Una noche Euterio, escuchó golpes en la puerta del rancho y espiando desde abajo de las mantas hechas con cuero de oveja, vio a la mujer del gaucho llegar a la puerta, abrirla y quedar helada frente a una ráfaga mortal de viento que dejó la casa fría, oscura y silenciosa. Murió al instante. En vano esperaron a que el gaucho volviera de sus tareas para contarle la historia de la muerte golpeando la puerta, esa misma noche el Zonda había soplado llevándose consigo el alma de más de un centenar de personas. Euterio entendió que el diablo los había descubierto y que su paraíso, idefectiblemente, se transformaría en el cadalso, por lo que entre Eugenia y Euterio prometieron amarse y cuidarse siempre, mas nunca tocarse, ni desearse, simplemente para no vivir en el incesto. Aunque ya era tarde, la desgracia había nacido y crecido con ellos, no existía camino posible a la salvación. A los pocos años de la muerte del gaucho y su esposa, ya habían tomado posesión del ranchito y se encargaban de todo, sembraban y cosechaban, pero cosechaban la mitad de lo sembrado y solo les era útil la mitad de lo cosechado. Pastoreaban, pero la mitad de las bestias moría de enfermedades extrañas de las que ningún veterinario podía rastrear cura u origen. Todo les costó siempre el doble, o el triple o más, estaban bajo la estigma de la mala estrella que les dio luz en su amanecer, mesmamente se mantuvieron firmes y fieles a su palabra, a su sentir, pese a que Eugenia perdió un embarazo, si, un embarazo extraño debido a que cuando Euterio sacó de sus entrañas el cadáver de su hijo no nato, tuvo primero que cortar el velo de la virginidad de Eugenia, y luego sacar el cadáver de su fruto, el niño, no parecía humano. Sus extremidades eran largas y terminadas en raras pezuñas, su cabeza era casi ovalada y tenía dientes, dientes blancos y filosos. Esa misma noche murió Eugenia de una hemorragia vaginal nunca antes vista. Euterio era bañado por la sangre que salía de a chorros y a borbotones mientras sostenía a aquel engendro en sus manos que le había arrebatado el amor de su lado, pero nunca de su corazón. Cansado de todo decidió comerse el feto crudo mientras lloraba desconsoladamente, con la sangre de ella regó sus tierras y al joven cuerpo de su esposa lo enterró bajo su cama para que duerman juntos eternamente, para siempre...

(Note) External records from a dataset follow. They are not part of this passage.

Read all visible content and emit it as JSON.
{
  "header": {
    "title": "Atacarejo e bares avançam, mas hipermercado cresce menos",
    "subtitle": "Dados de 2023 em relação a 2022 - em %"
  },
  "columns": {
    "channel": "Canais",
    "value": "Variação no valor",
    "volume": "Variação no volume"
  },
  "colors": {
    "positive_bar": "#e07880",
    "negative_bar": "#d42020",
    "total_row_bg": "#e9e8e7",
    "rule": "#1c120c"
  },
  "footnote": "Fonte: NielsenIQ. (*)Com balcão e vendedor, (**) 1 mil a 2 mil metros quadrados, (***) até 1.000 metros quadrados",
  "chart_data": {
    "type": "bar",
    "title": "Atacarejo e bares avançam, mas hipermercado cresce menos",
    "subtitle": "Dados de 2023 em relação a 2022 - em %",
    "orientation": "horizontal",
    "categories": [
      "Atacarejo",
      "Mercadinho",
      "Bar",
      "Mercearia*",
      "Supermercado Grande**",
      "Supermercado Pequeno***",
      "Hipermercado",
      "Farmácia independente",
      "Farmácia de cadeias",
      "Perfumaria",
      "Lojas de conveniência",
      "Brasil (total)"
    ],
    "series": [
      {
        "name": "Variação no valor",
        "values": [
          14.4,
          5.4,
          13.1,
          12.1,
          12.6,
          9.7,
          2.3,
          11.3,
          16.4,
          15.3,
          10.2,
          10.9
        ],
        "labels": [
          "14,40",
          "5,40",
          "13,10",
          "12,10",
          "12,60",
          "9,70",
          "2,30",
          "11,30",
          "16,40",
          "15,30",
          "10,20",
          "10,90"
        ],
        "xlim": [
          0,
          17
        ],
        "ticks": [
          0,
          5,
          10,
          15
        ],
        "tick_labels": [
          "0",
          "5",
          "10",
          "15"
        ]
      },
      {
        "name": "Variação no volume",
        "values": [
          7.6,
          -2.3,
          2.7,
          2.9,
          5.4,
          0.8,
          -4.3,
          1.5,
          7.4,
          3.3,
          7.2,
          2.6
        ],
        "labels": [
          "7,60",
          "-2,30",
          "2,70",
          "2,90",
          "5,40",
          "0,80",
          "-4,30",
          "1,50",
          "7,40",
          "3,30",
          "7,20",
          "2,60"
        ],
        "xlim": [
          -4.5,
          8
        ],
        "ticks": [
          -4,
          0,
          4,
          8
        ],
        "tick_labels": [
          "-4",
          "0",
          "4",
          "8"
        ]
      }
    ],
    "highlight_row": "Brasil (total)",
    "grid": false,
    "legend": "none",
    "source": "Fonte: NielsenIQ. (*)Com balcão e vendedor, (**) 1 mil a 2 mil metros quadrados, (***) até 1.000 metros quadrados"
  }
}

Cae la tarde. Todos los días son eternos para él, se despierta antes del kikiriqueo del gallo y comienza la faena con unos matecitos calentitos en su estómago, hasta que llega el mediodía donde come el guiso y recuerda con dolor su pasado que golpea cada vez que mastica un bocado, que mira al horizonte o que se echa a descansar con el deseo de no volver a despertar jamás.